Le fonds asiatique de FengHe n'a progressé que de 1,4 % au cours des neuf premiers mois, les gains provenant principalement de positions longues dans des entreprises chinoises, telles que New Oriental Education & Technology Group , Alibaba Group Holding Limited et Luckin Coffee . En revanche, ses positions courtes sur Toyota Motor Corp ont pesé sur la performance.

Un porte-parole de FengHe a déclaré que le fonds avait procédé à des ajustements à la suite d'un examen, ce qui lui a permis d'augmenter ses gains depuis le début de l'année à 5,5 % à la fin du mois de novembre, ajoutant que les positions du fonds ne reflètent pas les opinions macroéconomiques de l'entreprise.

Un autre fonds spéculatif pan-asiatique, Kaizen Capital Partners, dont l'exposition la plus importante se situe au Japon, a enregistré des pertes à deux chiffres à la fin du mois d'octobre, selon un investisseur au fait des performances du fonds. Kaizen n'a pas répondu aux demandes de commentaires.
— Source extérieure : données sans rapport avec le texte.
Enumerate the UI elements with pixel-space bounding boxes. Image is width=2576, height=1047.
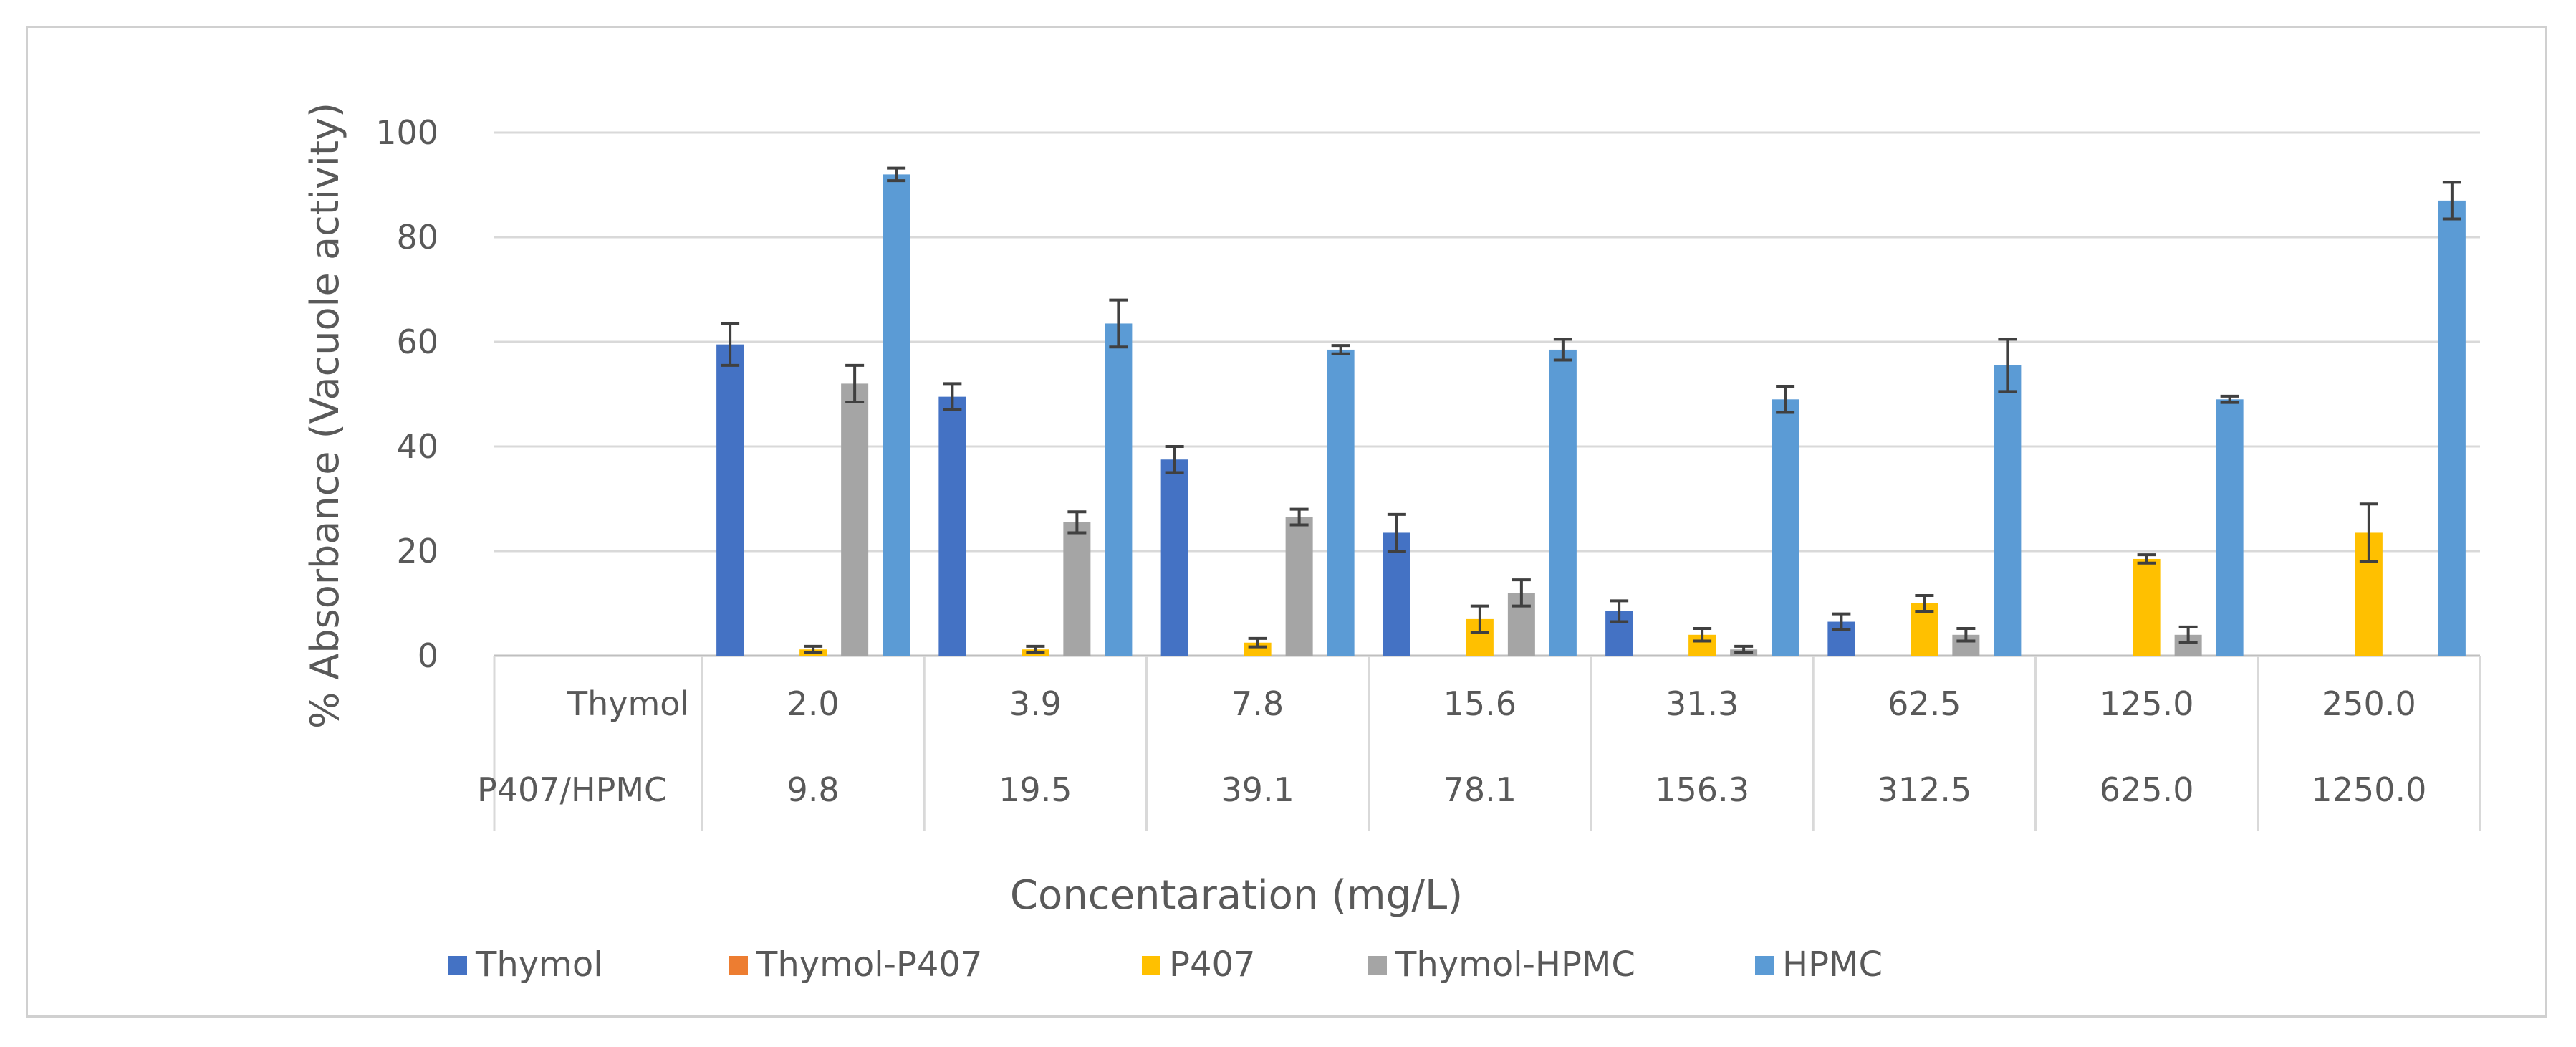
- table-cell: 39.1: [1221, 770, 1294, 809]
- bar-thymol-hpmc: [1063, 522, 1091, 656]
- table-cell: 78.1: [1443, 770, 1517, 809]
- table-cell: 62.5: [1888, 684, 1961, 723]
- legend-swatch: [448, 956, 467, 975]
- table-cell: 9.8: [787, 770, 840, 809]
- error-bar: [1610, 599, 1629, 623]
- table-cell: 156.3: [1655, 770, 1749, 809]
- bar-hpmc: [2438, 200, 2466, 656]
- bar-hpmc: [1105, 323, 1133, 656]
- error-bar: [2178, 625, 2198, 644]
- category-table: Thymol 2.0 3.9 7.8 15.6 31.3 62.5 125.0 250.0 P40…: [477, 656, 2481, 831]
- error-bar: [1248, 636, 1267, 649]
- table-cell: 31.3: [1666, 684, 1739, 723]
- y-axis-title: % Absorbance (Vacuole activity): [302, 102, 347, 729]
- table-cell: 625.0: [2100, 770, 2194, 809]
- error-bar: [1998, 338, 2017, 393]
- error-bar: [1915, 594, 1934, 613]
- error-bar: [1956, 627, 1976, 643]
- bar-thymol: [1160, 459, 1188, 656]
- error-bar: [1331, 344, 1350, 355]
- error-bar: [1289, 507, 1309, 527]
- error-bar: [845, 363, 865, 403]
- error-bar: [2442, 181, 2461, 221]
- table-cell: 312.5: [1878, 770, 1972, 809]
- error-bar: [943, 382, 962, 411]
- error-bar: [1776, 385, 1795, 414]
- y-tick-label: 60: [396, 322, 438, 361]
- bars: [716, 174, 2466, 656]
- x-axis-title: Concentaration (mg/L): [1010, 872, 1463, 919]
- table-row-label: Thymol: [567, 684, 689, 723]
- bar-hpmc: [1549, 349, 1577, 656]
- bar-thymol: [716, 344, 744, 656]
- y-axis-ticks: 0 20 40 60 80 100: [375, 113, 438, 675]
- table-cell: 19.5: [999, 770, 1072, 809]
- legend-swatch: [1142, 956, 1160, 975]
- error-bar: [1832, 612, 1851, 631]
- y-tick-label: 0: [418, 636, 438, 675]
- error-bar: [887, 166, 906, 183]
- legend-label: Thymol: [475, 945, 603, 985]
- error-bars: [721, 166, 2461, 654]
- table-cell: 1250.0: [2311, 770, 2426, 809]
- legend-label: P407: [1169, 945, 1256, 985]
- error-bar: [2359, 502, 2378, 563]
- error-bar: [2220, 394, 2239, 404]
- error-bar: [1387, 512, 1406, 553]
- error-bar: [1470, 604, 1489, 634]
- bar-p407: [2133, 558, 2161, 656]
- table-cell: 125.0: [2100, 684, 2194, 723]
- table-cell: 7.8: [1231, 684, 1284, 723]
- bar-thymol-hpmc: [841, 383, 869, 656]
- y-tick-label: 80: [396, 218, 438, 257]
- bar-hpmc: [1327, 349, 1355, 656]
- error-bar: [2137, 553, 2156, 565]
- error-bar: [1165, 445, 1184, 474]
- bar-thymol-hpmc: [1285, 517, 1313, 656]
- error-bar: [1734, 644, 1754, 654]
- bar-thymol: [1383, 532, 1410, 656]
- error-bar: [804, 644, 823, 654]
- legend-label: Thymol-HPMC: [1395, 945, 1635, 985]
- y-tick-label: 20: [396, 532, 438, 570]
- table-cell: 250.0: [2322, 684, 2416, 723]
- table-cell: 15.6: [1443, 684, 1517, 723]
- error-bar: [1693, 627, 1712, 643]
- error-bar: [1512, 578, 1531, 608]
- bar-hpmc: [1994, 365, 2022, 656]
- gridlines: [494, 131, 2480, 657]
- table-cell: 3.9: [1009, 684, 1062, 723]
- y-tick-label: 40: [396, 427, 438, 466]
- bar-hpmc: [2216, 399, 2244, 656]
- table-cell: 2.0: [787, 684, 840, 723]
- legend-swatch: [1368, 956, 1387, 975]
- legend-swatch: [1755, 956, 1774, 975]
- y-tick-label: 100: [375, 113, 438, 152]
- bar-thymol: [938, 396, 966, 656]
- bar-hpmc: [1772, 399, 1799, 656]
- legend-swatch: [729, 956, 748, 975]
- bar-hpmc: [883, 174, 910, 656]
- error-bar: [1109, 298, 1128, 349]
- error-bar: [721, 322, 740, 367]
- error-bar: [1026, 644, 1045, 654]
- table-row-label: P407/HPMC: [477, 770, 667, 809]
- legend-label: HPMC: [1782, 945, 1883, 985]
- legend: Thymol Thymol-P407 P407 Thymol-HPMC HPMC: [448, 945, 1883, 985]
- error-bar: [1553, 338, 1572, 362]
- error-bar: [1067, 510, 1087, 535]
- legend-label: Thymol-P407: [756, 945, 983, 985]
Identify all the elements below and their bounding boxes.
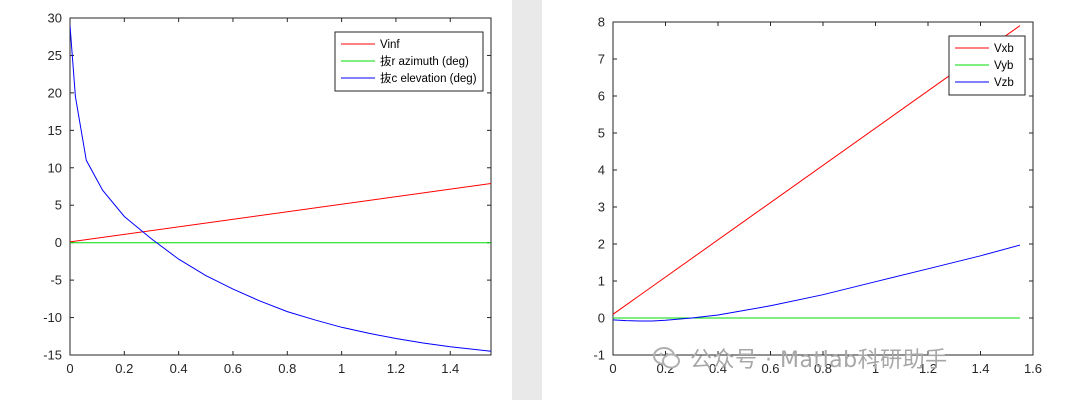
- x-tick-label: 0: [66, 361, 73, 376]
- legend-label: Vzb: [994, 77, 1014, 89]
- x-tick-label: 1: [872, 361, 879, 376]
- y-tick-label: 0: [55, 235, 62, 250]
- y-tick-label: 3: [598, 200, 605, 215]
- x-tick-label: 0.8: [814, 361, 832, 376]
- window-divider: [512, 0, 542, 400]
- legend-label: 抜c elevation (deg): [380, 71, 477, 85]
- y-tick-label: -5: [50, 273, 62, 288]
- x-tick-label: 1.4: [971, 361, 989, 376]
- legend: Vxb Vyb Vzb: [948, 35, 1026, 96]
- y-tick-label: 10: [48, 160, 62, 175]
- x-tick-label: 0.8: [278, 361, 296, 376]
- chart-left: 0 0.2 0.4 0.6 0.8 1 1.2 1.4 -15 -10 -5 0 5 10 15 20 25 30…: [43, 11, 492, 376]
- x-tick-label: 0.4: [170, 361, 188, 376]
- legend-label: Vinf: [380, 39, 400, 51]
- y-tick-label: 8: [598, 15, 605, 30]
- series-line-vzb: [613, 244, 1021, 322]
- x-tick-label: 0.4: [709, 361, 727, 376]
- y-tick-label: 6: [598, 89, 605, 104]
- y-tick-label: 5: [55, 198, 62, 213]
- series-line--c-elevation-deg-: [70, 25, 491, 352]
- series-group: [70, 25, 491, 352]
- y-tick-label: 20: [48, 85, 62, 100]
- watermark-text: 公众号 · Matlab科研助手: [690, 348, 948, 373]
- x-tick-label: 1.2: [387, 361, 405, 376]
- legend-label: 抜r azimuth (deg): [380, 54, 469, 68]
- y-tick-label: 30: [48, 11, 62, 26]
- y-tick-label: 15: [48, 123, 62, 138]
- legend: Vinf 抜r azimuth (deg) 抜c elevation (deg): [334, 31, 484, 92]
- chart-right: 0 0.2 0.4 0.6 0.8 1 1.2 1.4 1.6-1012345678VxbVyb…: [593, 15, 1042, 377]
- x-tick-label: 1.2: [919, 361, 937, 376]
- y-tick-label: -1: [593, 348, 605, 363]
- y-tick-label: 1: [598, 274, 605, 289]
- y-tick-label: 2: [598, 237, 605, 252]
- y-tick-label: -10: [43, 310, 62, 325]
- y-tick-label: 25: [48, 48, 62, 63]
- x-tick-label: 1: [338, 361, 345, 376]
- y-tick-label: 5: [598, 126, 605, 141]
- x-tick-label: 0.6: [224, 361, 242, 376]
- series-line-vinf: [70, 183, 491, 243]
- y-tick-label: 0: [598, 311, 605, 326]
- watermark: 公众号 · Matlab科研助手: [652, 338, 948, 378]
- x-tick-label: 1.6: [1024, 361, 1042, 376]
- x-tick-label: 1.4: [441, 361, 459, 376]
- x-tick-label: 0: [609, 361, 616, 376]
- legend-label: Vxb: [994, 43, 1014, 55]
- legend-label: Vyb: [994, 60, 1013, 72]
- x-tick-label: 0.2: [115, 361, 133, 376]
- y-tick-label: 7: [598, 52, 605, 67]
- y-tick-label: 4: [598, 163, 605, 178]
- x-tick-label: 0.6: [761, 361, 779, 376]
- wechat-icon: [653, 347, 680, 369]
- y-tick-label: -15: [43, 348, 62, 363]
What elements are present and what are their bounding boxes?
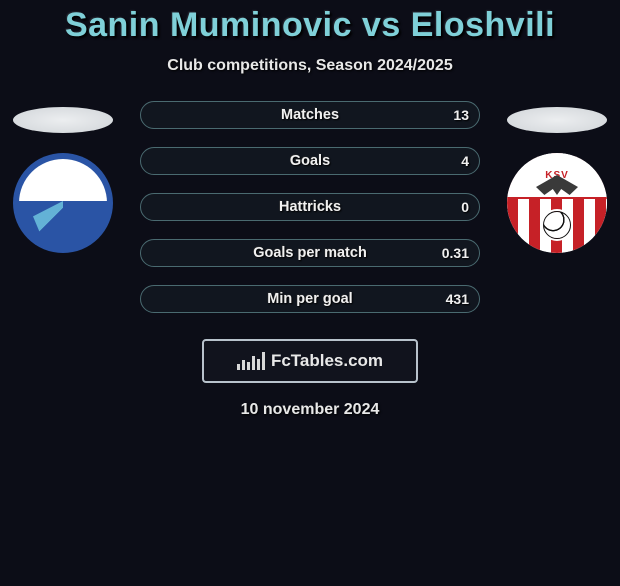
stat-right-value: 431: [446, 291, 469, 307]
stat-right-value: 0.31: [442, 245, 469, 261]
stat-label: Min per goal: [267, 291, 352, 307]
footer-date: 10 november 2024: [0, 401, 620, 419]
stat-right-value: 13: [453, 107, 469, 123]
stat-right-value: 0: [461, 199, 469, 215]
player-silhouette-right: [507, 107, 607, 133]
page-subtitle: Club competitions, Season 2024/2025: [0, 57, 620, 75]
stat-label: Hattricks: [279, 199, 341, 215]
stat-right-value: 4: [461, 153, 469, 169]
ksv-ball-icon: [543, 211, 571, 239]
stat-row-hattricks: Hattricks 0: [140, 193, 480, 221]
stat-row-goals-per-match: Goals per match 0.31: [140, 239, 480, 267]
stat-label: Goals: [290, 153, 330, 169]
brand-text: FcTables.com: [271, 351, 383, 371]
stat-row-goals: Goals 4: [140, 147, 480, 175]
stat-label: Matches: [281, 107, 339, 123]
stat-row-matches: Matches 13: [140, 101, 480, 129]
brand-badge[interactable]: FcTables.com: [202, 339, 418, 383]
player-silhouette-left: [13, 107, 113, 133]
chart-icon: [237, 352, 265, 370]
stat-row-min-per-goal: Min per goal 431: [140, 285, 480, 313]
page-title: Sanin Muminovic vs Eloshvili: [0, 6, 620, 45]
club-badge-sv-horn: [13, 153, 113, 253]
comparison-panel: KSV Matches 13 Goals 4 Hattricks 0 Goals…: [0, 101, 620, 419]
player-left-column: [8, 101, 118, 253]
club-badge-ksv: KSV: [507, 153, 607, 253]
stat-label: Goals per match: [253, 245, 367, 261]
player-right-column: KSV: [502, 101, 612, 253]
stats-list: Matches 13 Goals 4 Hattricks 0 Goals per…: [140, 101, 480, 313]
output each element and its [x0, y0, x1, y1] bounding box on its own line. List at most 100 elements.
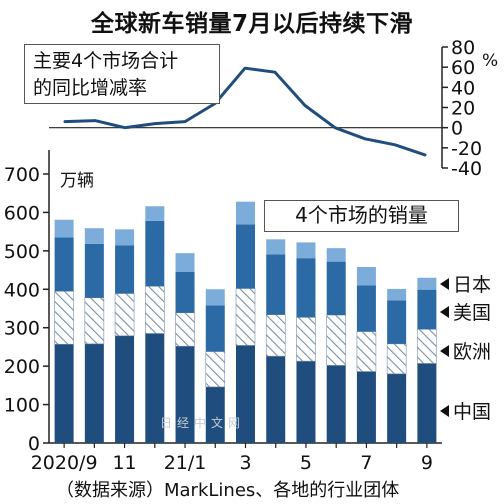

Patrick Ghali, associé gérant de Sussex Partners, société de conseil en fonds spéculatifs, a déclaré que le rallye de cette année au Japon avait été étroit et que "les gestionnaires qui n'étaient pas exposés à des sociétés et à des secteurs très spécifiques n'ont pas profité de cette hausse".

Les conseillers en fonds spéculatifs soulignent d'autres difficultés, telles que les incertitudes liées à la politique de taux d'intérêt du Japon et la rareté des analystes locaux, alors que les fonds mondiaux s'intéressent à un marché longtemps ignoré.

Les acteurs du marché s'attendent à ce que les investisseurs s'intéressent de plus en plus au Japon, qui sort de la déflation et sert d'alternative à la Chine. Ils s'attendent également à ce que les gestionnaires activistes et événementiels, plutôt que les fonds d'actions à court terme, soient les gagnants à mesure que les réformes des entreprises s'accélèrent.

"Il y a tellement de réformes structurelles en cours (au Japon) que l'environnement n'a jamais été aussi favorable aux situations spéciales", a déclaré Jon Withaar, qui gère un fonds spéculatif de situations spéciales pour l'Asie chez Pictet Asset Management.

L'exposition du fonds au Japon est d'environ 70 %. Pictet ne divulgue pas les performances de ses fonds.